The new budget was set to arrive this Friday but it already looks to have been postponed, per rumours swirling around regarding some ‘important legislation’ that apparently needs to be passed before the budget session. The nature of the legislation the government wants to push through is unclear, as is why legislation important for the next financial year is being pushed through at this late stage. However, that is not what matters most to those that the budget will impact the most: the people. They will be more worried about whether this budget will bring some relief from their ongoing economic woes or add on to the taxes and tariffs. The pre-budget economic signals are ominous. Inflation is back in the double-digits and surged to a 22-month high of 11.7 per cent in May, driven by rising transport and fuel costs due to the Middle East conflict. Amidst this price pressure, the FBR revenue shortfall has reportedly widened to Rs868 billion during the first 11 months of the current fiscal year 2025-26, though an aide to the finance minister insists revenue collection targets are being met.
Rather predictably, the IMF has asked Pakistan to increase the standard General Sales Tax (GST) rate by one percentage point, from 18 per cent to 19 per cent. This is not news that people feeling real pain every time they go to the pump need to hear. And indirect taxation, be it the GST or the petrol levy, cannot be a long-term method of dealing with persistent revenue shortfalls. However, if the tax base does not widen and growth and investment increase, what else is there to turn too? These must be the things that the upcoming budget focuses on. Thus far, there are indications that this is indeed what the government is working towards. The Annual Plan Coordination Committee (APCC) has recommended a national development outlay of Rs4.7 trillion for the next budget and recommended a macroeconomic framework, including envisaging a GDP growth rate of 4.0 per cent and CPI-based inflation of 8.2 percent for the next fiscal year. Development funds have been a major victim of the IMF strictures, with utilisation so far stands at Rs528 billion against an allocation of Rs1,000 billion.
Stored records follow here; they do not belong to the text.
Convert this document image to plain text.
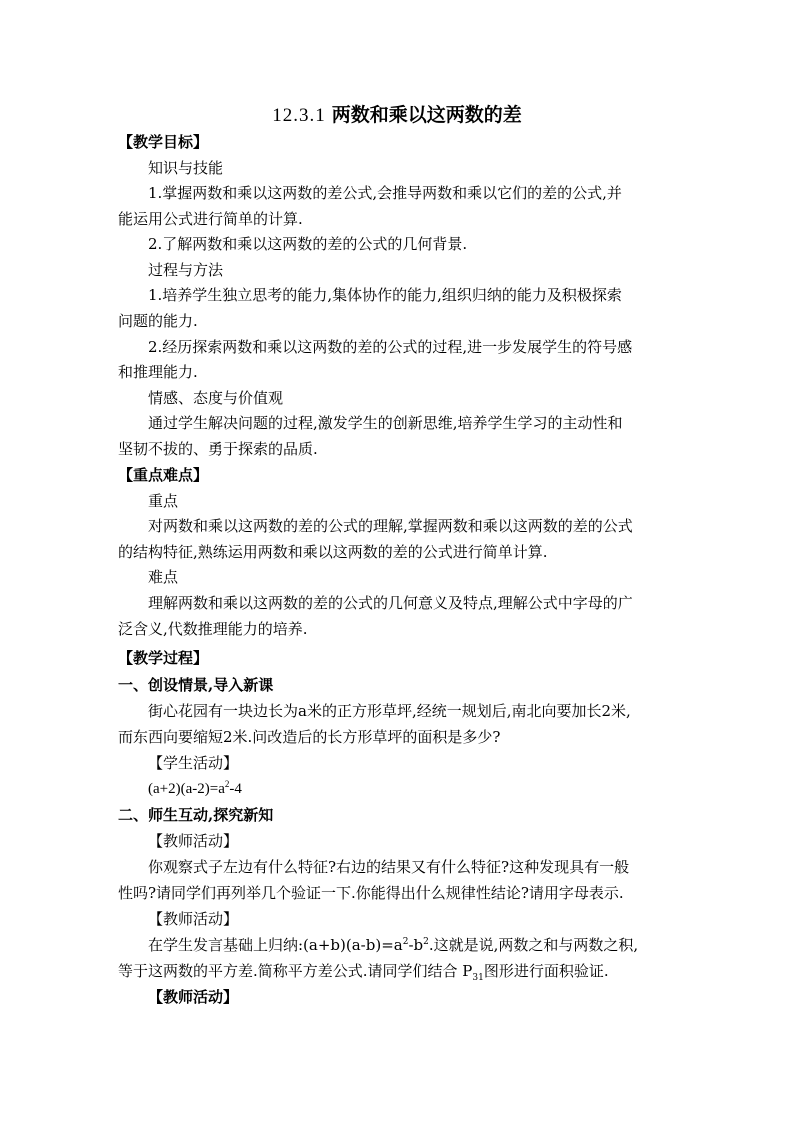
12.3.1 两数和乘以这两数的差
【教学目标】
知识与技能
1.掌握两数和乘以这两数的差公式,会推导两数和乘以它们的差的公式,并
能运用公式进行简单的计算.
2.了解两数和乘以这两数的差的公式的几何背景.
过程与方法
1.培养学生独立思考的能力,集体协作的能力,组织归纳的能力及积极探索
问题的能力.
2.经历探索两数和乘以这两数的差的公式的过程,进一步发展学生的符号感
和推理能力.
情感、态度与价值观
通过学生解决问题的过程,激发学生的创新思维,培养学生学习的主动性和
坚韧不拔的、勇于探索的品质.
【重点难点】
重点
对两数和乘以这两数的差的公式的理解,掌握两数和乘以这两数的差的公式
的结构特征,熟练运用两数和乘以这两数的差的公式进行简单计算.
难点
理解两数和乘以这两数的差的公式的几何意义及特点,理解公式中字母的广
泛含义,代数推理能力的培养.
【教学过程】
一、创设情景,导入新课
街心花园有一块边长为a米的正方形草坪,经统一规划后,南北向要加长2米,
而东西向要缩短2米.问改造后的长方形草坪的面积是多少?
【学生活动】
$(a+2)(a-2)=a^2-4$
二、师生互动,探究新知
【教师活动】
你观察式子左边有什么特征?右边的结果又有什么特征?这种发现具有一般
性吗?请同学们再列举几个验证一下.你能得出什么规律性结论?请用字母表示.
【教师活动】
在学生发言基础上归纳$:(a+b)(a-b)=a^2-b^2$.这就是说,两数之和与两数之积,
等于这两数的平方差.简称平方差公式.请同学们结合 $P_{31}$图形进行面积验证.
【教师活动】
Employment is targeted to increase by 2.0 million and some reports say major reductions in customs and regulatory duties are expected for some sectors and that the government has promised steps to spur industrial growth as well.
However, promises like these in the lead up to a budget are not exactly new. Similar things were heard last year and yet similar challenges remain (revenue collection and a narrow tax base) and progress on some fronts is even reversing (inflation). While all of this might not be the government’s fault, and, to be sure, Pakistan has made every effort to resolve the Middle East conflict, dealing with the fallout is its duty. With growth coming in at around 3.7 per cent this fiscal year, even a 4.0 per cent target for the next fiscal seems ambitious, particularly with a policy rate at 11.5 per cent and taxes, once again, seeming like they will go up. But if pain is inevitable, one can at least ensure that it is spread more broadly.